Cruz is leading Allred by three points, according to Hobby's latest poll, which states its findings are weighted with “an oversample of Black Texans,” who overwhelmingly vote Democrat. The poll's forecast is significantly tighter than that of a University of Texas/Texas Politics Project poll, which has Cruz leading by 11 points. A Remington Research Group poll also has Cruz leading by 10 points.

The findings were published as fundraising for the Texas Senate race broke records in the second quarter of 2024. Cruz reported $12.6 million raised compared to Allred's $10.5 million, according to the most recent campaign finance reports.

Allred raised slightly more than former U.S. Rep. Robert (Beto) O'Rourke's record $10.4 million in the second quarter six years ago when he ran against Cruz and lost.

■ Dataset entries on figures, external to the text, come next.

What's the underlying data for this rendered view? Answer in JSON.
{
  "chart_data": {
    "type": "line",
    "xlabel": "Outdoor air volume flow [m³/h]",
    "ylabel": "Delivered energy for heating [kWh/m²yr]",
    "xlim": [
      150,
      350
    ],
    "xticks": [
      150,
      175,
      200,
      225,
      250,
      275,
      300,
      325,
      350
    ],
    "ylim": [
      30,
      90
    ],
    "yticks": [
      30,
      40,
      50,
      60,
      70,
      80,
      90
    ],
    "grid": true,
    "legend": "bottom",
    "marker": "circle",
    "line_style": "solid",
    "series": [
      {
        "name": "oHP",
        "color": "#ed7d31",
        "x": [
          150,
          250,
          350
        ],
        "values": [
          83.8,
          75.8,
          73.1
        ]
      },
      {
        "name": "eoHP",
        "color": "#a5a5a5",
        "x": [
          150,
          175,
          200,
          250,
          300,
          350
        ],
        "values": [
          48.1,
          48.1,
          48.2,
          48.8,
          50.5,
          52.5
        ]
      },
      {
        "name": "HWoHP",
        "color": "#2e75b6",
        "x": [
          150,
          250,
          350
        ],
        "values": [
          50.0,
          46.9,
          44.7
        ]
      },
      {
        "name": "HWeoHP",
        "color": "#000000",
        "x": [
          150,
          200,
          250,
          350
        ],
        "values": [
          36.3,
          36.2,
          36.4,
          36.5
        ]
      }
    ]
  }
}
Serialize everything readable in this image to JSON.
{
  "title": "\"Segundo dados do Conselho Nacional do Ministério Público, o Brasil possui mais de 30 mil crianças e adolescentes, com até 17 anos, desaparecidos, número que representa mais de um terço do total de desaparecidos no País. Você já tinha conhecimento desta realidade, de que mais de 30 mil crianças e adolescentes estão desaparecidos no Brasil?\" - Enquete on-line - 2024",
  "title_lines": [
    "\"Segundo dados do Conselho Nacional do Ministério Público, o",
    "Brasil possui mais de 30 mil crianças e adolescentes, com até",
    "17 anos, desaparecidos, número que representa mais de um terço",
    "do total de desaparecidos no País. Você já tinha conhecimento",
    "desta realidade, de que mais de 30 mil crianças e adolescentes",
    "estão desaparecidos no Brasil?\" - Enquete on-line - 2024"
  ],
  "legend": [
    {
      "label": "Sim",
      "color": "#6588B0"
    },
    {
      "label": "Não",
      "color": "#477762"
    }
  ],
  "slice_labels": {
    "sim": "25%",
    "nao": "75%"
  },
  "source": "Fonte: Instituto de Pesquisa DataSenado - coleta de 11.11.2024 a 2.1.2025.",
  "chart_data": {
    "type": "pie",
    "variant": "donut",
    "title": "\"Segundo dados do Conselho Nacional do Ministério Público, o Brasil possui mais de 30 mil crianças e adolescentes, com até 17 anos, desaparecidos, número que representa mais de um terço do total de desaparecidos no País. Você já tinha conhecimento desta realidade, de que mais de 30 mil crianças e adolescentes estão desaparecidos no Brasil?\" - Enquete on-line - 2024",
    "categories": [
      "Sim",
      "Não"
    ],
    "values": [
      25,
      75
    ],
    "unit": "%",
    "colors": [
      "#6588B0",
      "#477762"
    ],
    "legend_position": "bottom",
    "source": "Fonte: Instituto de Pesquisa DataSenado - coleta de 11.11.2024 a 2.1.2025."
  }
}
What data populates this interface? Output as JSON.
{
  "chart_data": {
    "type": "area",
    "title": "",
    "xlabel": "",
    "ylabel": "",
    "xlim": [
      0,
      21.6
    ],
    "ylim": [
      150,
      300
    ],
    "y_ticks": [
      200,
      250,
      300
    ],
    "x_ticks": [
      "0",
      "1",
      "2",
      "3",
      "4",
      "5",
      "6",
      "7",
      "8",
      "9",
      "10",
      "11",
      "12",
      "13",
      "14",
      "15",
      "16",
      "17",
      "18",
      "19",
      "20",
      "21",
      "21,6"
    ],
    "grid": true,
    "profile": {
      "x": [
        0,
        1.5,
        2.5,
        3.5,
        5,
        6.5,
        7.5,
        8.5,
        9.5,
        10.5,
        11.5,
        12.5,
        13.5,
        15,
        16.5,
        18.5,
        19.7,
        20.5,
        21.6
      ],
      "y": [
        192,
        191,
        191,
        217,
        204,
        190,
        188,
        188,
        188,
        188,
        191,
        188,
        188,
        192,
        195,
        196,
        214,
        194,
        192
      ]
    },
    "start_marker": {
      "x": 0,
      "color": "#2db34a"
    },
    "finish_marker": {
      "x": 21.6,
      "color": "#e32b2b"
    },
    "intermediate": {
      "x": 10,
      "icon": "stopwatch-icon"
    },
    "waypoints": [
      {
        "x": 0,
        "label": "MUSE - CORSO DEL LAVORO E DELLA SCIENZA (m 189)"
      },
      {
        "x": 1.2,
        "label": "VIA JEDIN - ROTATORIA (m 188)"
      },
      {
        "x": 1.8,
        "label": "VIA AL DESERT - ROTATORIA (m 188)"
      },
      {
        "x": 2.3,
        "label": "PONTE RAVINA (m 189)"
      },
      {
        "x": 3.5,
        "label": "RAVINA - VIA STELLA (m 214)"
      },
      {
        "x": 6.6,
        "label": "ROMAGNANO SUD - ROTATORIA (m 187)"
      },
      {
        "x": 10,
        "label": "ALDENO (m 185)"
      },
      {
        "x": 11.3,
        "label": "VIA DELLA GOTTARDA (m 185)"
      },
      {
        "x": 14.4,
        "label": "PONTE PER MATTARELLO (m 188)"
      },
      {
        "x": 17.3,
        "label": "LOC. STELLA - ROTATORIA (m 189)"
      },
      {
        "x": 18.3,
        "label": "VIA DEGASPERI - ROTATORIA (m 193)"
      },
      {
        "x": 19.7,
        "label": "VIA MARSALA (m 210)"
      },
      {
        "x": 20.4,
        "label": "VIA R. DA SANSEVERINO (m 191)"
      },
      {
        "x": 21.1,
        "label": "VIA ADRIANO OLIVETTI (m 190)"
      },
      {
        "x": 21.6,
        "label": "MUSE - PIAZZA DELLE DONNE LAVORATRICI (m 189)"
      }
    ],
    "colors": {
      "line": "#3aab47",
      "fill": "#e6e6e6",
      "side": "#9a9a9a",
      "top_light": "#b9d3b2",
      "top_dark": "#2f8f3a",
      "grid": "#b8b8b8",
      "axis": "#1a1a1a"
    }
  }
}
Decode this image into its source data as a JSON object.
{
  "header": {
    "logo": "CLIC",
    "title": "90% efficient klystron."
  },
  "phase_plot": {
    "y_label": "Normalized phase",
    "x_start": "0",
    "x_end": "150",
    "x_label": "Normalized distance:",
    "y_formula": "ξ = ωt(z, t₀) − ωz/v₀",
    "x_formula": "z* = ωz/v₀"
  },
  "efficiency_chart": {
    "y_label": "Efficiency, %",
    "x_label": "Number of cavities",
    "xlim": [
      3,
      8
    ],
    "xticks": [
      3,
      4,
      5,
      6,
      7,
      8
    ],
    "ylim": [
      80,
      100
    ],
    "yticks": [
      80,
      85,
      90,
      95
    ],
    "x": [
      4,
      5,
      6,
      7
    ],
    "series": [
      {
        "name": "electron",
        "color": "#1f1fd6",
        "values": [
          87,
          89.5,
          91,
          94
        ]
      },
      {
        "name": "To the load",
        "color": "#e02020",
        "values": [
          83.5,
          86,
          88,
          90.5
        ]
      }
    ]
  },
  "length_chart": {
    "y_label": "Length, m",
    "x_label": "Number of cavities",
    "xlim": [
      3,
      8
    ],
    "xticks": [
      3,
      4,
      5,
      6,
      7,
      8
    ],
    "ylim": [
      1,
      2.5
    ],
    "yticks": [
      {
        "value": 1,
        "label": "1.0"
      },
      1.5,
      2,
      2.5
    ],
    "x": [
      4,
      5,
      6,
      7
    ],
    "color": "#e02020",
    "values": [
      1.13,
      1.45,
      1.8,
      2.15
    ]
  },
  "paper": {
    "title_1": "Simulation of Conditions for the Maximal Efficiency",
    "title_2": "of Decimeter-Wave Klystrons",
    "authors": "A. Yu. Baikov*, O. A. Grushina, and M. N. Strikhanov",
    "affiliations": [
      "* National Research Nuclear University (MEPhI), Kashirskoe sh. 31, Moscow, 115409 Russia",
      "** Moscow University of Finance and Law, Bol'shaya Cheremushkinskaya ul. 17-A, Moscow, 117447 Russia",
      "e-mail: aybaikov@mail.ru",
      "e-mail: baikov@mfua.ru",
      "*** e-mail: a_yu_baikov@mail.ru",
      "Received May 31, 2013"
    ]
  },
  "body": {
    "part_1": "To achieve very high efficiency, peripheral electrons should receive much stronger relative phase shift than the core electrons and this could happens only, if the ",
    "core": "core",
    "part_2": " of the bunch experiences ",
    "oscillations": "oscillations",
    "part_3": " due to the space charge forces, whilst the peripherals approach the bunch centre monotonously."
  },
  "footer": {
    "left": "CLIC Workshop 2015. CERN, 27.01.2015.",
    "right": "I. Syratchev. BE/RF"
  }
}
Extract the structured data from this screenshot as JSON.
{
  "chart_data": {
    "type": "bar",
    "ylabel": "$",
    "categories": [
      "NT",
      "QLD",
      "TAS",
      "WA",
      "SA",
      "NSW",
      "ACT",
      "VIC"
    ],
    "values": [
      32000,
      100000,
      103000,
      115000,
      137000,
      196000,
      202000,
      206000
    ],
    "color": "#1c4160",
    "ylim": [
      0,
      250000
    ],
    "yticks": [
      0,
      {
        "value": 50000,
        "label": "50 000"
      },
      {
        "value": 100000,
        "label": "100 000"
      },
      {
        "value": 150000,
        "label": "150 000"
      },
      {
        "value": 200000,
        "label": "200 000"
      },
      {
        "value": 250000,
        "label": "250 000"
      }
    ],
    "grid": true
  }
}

“The 2024 Texas Senate race is a test of the state's shifting political landscape,” Decision Desk HQ and The Hill state. “Analysts expected the Republican incumbent Ted Cruz to be a slight favorite but the Democratic candidate Colin Allred to be close behind and within striking distance. Texas's rapidly growing and increasingly diverse electorate presents challenges and opportunities for the candidates. The ability to mobilize key constituencies and appeal to a broad range of voters will be crucial factors in determining the outcome of this race.”